Furthermore, China tourists returning to Singapore could mean another boost to growth that could drive the company’s share price performance.

While most research houses are upbeat and bullish on CICT, RHB Group Research has downgraded its call on CICT to “neutral” from “buy” with an unchanged target price of $2.00, as results came in below expectations. While portfolio operating metrics improved in 4QFY2022 and FY2022, growth was comparatively lower compared that of peers.

“The positive momentum is expected to be maintained in 1HFY2023 before slowing down in 2HFY2023 – but operational gains will be offset by higher interest and inflationary pressures. Valuations are fair – CICT is trading at its book value and offers 5% dividend yields,” says analyst Vijay Natarajan.

Natarajan is also expecting acquisitions to be challenging for CICT as its net gearing is on the high side at 40.4% but there is a possibility of the trust paring down its stake in some office assets or selling smaller malls and increasing its stake in some newer assets.

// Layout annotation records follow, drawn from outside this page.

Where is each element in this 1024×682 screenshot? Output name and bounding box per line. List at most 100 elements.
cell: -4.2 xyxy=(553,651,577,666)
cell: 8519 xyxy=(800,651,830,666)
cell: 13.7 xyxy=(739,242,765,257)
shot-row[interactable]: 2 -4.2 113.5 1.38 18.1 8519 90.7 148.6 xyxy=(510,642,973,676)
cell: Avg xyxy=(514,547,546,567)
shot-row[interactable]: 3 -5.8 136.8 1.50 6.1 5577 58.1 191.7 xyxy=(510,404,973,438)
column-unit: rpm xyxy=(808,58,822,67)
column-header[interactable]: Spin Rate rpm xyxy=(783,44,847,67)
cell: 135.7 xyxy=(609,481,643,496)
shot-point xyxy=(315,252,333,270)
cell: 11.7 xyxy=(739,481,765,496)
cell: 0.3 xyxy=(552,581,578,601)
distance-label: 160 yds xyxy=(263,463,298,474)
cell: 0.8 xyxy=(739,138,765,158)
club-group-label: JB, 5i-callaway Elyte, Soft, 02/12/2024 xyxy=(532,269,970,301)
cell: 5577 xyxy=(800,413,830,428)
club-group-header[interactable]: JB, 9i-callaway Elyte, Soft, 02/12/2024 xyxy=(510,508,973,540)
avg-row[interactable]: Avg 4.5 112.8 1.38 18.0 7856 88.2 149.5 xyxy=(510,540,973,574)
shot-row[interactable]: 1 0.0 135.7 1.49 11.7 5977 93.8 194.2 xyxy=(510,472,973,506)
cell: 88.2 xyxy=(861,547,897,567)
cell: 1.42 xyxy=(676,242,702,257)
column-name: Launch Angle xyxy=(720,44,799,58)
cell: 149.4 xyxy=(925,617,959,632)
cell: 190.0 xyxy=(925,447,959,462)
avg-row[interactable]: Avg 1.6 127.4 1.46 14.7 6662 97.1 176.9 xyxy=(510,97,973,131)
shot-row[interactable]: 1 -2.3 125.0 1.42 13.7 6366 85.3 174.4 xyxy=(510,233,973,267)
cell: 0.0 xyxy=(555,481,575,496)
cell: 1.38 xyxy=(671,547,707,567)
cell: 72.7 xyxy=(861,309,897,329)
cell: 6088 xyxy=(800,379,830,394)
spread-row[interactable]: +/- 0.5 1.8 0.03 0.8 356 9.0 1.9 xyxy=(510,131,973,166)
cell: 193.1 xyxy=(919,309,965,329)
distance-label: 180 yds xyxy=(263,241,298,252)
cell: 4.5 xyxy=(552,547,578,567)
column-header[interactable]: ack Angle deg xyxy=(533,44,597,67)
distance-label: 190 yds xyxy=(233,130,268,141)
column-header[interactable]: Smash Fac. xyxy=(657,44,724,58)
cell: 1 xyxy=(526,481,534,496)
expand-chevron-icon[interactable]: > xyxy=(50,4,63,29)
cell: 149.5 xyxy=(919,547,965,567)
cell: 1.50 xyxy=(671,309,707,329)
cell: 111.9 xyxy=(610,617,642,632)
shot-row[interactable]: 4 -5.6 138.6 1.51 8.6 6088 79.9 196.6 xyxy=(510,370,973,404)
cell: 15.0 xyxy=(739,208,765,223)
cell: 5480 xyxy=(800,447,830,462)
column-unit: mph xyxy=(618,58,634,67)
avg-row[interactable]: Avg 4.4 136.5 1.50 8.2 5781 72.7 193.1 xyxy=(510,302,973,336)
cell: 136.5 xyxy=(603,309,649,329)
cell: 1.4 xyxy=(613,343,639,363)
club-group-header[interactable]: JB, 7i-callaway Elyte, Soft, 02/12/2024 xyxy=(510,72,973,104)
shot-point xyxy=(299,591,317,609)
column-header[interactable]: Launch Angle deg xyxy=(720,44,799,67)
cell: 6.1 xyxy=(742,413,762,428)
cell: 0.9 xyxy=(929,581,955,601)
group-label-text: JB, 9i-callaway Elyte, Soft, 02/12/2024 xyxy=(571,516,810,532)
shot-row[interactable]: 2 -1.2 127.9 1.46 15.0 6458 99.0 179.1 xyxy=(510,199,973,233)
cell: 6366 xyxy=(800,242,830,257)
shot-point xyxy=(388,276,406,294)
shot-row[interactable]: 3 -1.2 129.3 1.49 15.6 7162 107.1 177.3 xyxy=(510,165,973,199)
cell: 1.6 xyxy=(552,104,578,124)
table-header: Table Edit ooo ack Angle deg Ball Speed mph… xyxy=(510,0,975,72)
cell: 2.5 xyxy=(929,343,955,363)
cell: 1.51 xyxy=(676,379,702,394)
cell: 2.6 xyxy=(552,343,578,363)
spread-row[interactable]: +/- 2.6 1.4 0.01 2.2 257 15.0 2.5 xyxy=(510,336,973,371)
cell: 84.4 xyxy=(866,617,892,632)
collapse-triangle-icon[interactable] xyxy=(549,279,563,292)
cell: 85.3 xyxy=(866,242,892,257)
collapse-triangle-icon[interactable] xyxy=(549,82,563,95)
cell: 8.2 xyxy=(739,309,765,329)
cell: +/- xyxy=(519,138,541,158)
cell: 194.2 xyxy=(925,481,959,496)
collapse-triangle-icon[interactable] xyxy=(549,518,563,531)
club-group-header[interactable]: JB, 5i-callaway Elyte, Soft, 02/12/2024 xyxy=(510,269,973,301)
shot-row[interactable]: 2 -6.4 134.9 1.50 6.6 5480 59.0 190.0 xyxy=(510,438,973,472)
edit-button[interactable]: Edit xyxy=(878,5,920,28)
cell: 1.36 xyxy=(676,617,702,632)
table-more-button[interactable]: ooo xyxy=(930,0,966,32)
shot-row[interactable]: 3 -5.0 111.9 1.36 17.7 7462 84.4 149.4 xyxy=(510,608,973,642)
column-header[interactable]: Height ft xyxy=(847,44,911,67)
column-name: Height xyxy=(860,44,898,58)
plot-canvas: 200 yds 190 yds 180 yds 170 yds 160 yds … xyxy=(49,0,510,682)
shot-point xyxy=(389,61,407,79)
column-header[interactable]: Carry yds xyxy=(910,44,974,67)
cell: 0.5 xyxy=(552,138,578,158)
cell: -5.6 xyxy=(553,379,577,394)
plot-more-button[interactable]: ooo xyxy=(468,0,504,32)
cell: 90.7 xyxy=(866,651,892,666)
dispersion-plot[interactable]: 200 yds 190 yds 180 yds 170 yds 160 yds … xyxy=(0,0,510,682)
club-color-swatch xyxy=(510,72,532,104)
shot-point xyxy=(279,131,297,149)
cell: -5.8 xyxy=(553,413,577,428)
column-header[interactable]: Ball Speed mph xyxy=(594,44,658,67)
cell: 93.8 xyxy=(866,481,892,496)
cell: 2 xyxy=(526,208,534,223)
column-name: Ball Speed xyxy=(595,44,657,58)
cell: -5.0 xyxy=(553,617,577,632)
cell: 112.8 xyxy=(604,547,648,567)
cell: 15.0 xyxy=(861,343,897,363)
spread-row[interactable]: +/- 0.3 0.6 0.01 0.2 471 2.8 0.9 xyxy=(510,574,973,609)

For OCBC Investment Research, it has kept its “hold” recommendation on CICT with a fair value estimate of $2.17. The research team likes that CICT is the largest S-REIT by market capitalisation and assets in Singapore. It also has a strong sponsor in CapitaLand Investment, and its scale has been significantly enlarged following the completion of the merger with CapitaLand Commercial Trust in October 2020.

“CICT now offers investors diverse exposure to the suburban and downtown retail market and core CBD office sector in Singapore, coupled with a small exposure to Germany, and has recently penetrated the Australian commercial market. We see positive signs of recovery from the pandemic, and view CICT as a good proxy to the reopening theme,” says the research team.

However, its aggregate leverage ratio of 40.4% is slightly on the high side. But the research team has highlighted mitigating factors, such as having 81% of its borrowings hedged and CICT’s average term to maturity for its debt is among the longest in the S-REITs sector.

As at 4.30pm, units in CICT are trading at $2.11.